The TRB report offers a more concrete set of criteria. For one, restrooms must reflect what have become standard features of contemporary design — open entryways, touchless features, etc. But also:
“While aesthetics are important and certainly impact a traveler’s perceptions of cleanliness and safety, function still rules. Toilets must work and be clean; dispensers need to have ample paper supply; there should be a clean, dry location to place belongings at the sink; the soap dispensers must work; and amenity spaces need to be located where they are needed with the necessary accommodations.”
It’s not enough just to have windows, or tiled mosaics by local artists as in the widely lauded loos at the Minneapolis-St. Paul International Airport. Airport restrooms need to be nice and function well.
“We all use them, and they're a great way to judge an airport's level of customer focus,” said Jonathan Woolley, an analyst and researcher, on LinkedIn.
Next time you fly, maybe pay a little more attention to the loo.
Tales from the Road
Running (and cycling) while I travel is one of my favorite pastimes. I plan run routes before I even figure out where I’m going to eat much to the horror of all my food-oriented friends. I managed two runs on a recent trip to Munich, one was a failed attempt to find my son a toy ICE train but the second was a lovely nine-kilometer jaunt with the local group 26.Miles (thanks Andrew Mortensen!). If you’re ever in Munich and want to join a group run, I highly recommend them.
What I’m Writing
Lufthansa debuted and flew its long-delayed Allegris product over the last few weeks. It’s a needed upgrade but almost comical how late it is: The plans were first announced in 2017 with a rollout in 2020, actually unveiled in 2022 with a debut in 2023, and finally actually introduced this year. I took a look at the new product (sans the first class suites) in Munich. (FlightGlobal)
What I’m Reading
Ever wonder, like me, why the sprawling Denver suburbs look so much like California? There’s a good reason for that wrote Caroline Tracey in her excellent long read in the Los Angeles Review of Architecture.
"The aesthetic transformation that made the sprawling suburbs of Denver, Phoenix, Salt Lake City, and Boise look so similar to one another — and so similar to Southern California, in particular ... That was the work of Southern California homebuilders.”
Some things need a good take down. That’s exactly what Courtney Miller at Visual Approach Analytics did with a recently widely circulated but inaccurate chart on the safety of Boeing versus Airbus planes. His full analysis is well worth a read.
And please check out my friend
’s new newsletter, . His first post is a takedown of Monet’s gardens at Giverny and over tourism.What I’m Listening To
A good listen from Monocle Radio’s The Urbanist on Bengaluru airport’s new Skidmore, Owings & Merrill’s Terminal 2. The building blends aspects of nature — reflecting Bengaluru’s “garden city” status — with sustainable design.

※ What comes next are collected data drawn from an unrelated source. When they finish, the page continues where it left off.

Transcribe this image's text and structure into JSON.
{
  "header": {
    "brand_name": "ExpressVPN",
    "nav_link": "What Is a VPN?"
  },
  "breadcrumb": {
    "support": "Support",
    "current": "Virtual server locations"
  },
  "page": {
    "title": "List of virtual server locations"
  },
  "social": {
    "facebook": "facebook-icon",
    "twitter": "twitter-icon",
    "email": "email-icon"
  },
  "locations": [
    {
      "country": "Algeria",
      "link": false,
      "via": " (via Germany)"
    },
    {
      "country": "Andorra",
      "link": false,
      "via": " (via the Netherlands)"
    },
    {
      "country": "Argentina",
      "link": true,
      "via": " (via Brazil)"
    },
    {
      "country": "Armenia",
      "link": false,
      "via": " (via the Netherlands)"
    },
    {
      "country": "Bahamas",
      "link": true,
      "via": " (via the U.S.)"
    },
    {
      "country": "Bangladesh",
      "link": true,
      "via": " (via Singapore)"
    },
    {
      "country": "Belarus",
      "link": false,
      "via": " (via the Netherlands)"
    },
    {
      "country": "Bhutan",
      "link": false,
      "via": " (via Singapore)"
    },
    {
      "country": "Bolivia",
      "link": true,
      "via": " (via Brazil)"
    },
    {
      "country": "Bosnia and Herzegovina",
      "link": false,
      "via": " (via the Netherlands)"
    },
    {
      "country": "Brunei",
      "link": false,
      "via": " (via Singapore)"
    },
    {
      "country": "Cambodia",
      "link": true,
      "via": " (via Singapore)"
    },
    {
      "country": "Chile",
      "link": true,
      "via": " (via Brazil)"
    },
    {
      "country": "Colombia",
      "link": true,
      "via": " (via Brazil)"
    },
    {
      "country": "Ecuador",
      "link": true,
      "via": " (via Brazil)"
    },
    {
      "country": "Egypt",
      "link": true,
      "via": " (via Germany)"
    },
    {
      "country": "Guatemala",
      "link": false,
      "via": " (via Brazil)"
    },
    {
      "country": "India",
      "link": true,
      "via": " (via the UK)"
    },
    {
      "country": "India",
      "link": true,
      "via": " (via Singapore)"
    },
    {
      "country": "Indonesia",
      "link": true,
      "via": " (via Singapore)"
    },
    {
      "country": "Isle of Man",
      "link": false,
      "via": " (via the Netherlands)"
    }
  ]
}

Today, Explained did a good episode on Venice’s new tourist tax, and the perils of over tourism. Justin Francis, co-founder of Responsible Travel, made a good critique of social media-driven travel where, increasingly, a subset of travelers go somewhere just for the photo, rather than the experience.
“What I cherish about travel is: fulfillment, rejuvenation, adventure, learning — learning about places and people that are very different to me. Sometimes realizing that actually we're more similar than we are different … And by all means, take a photo, too.”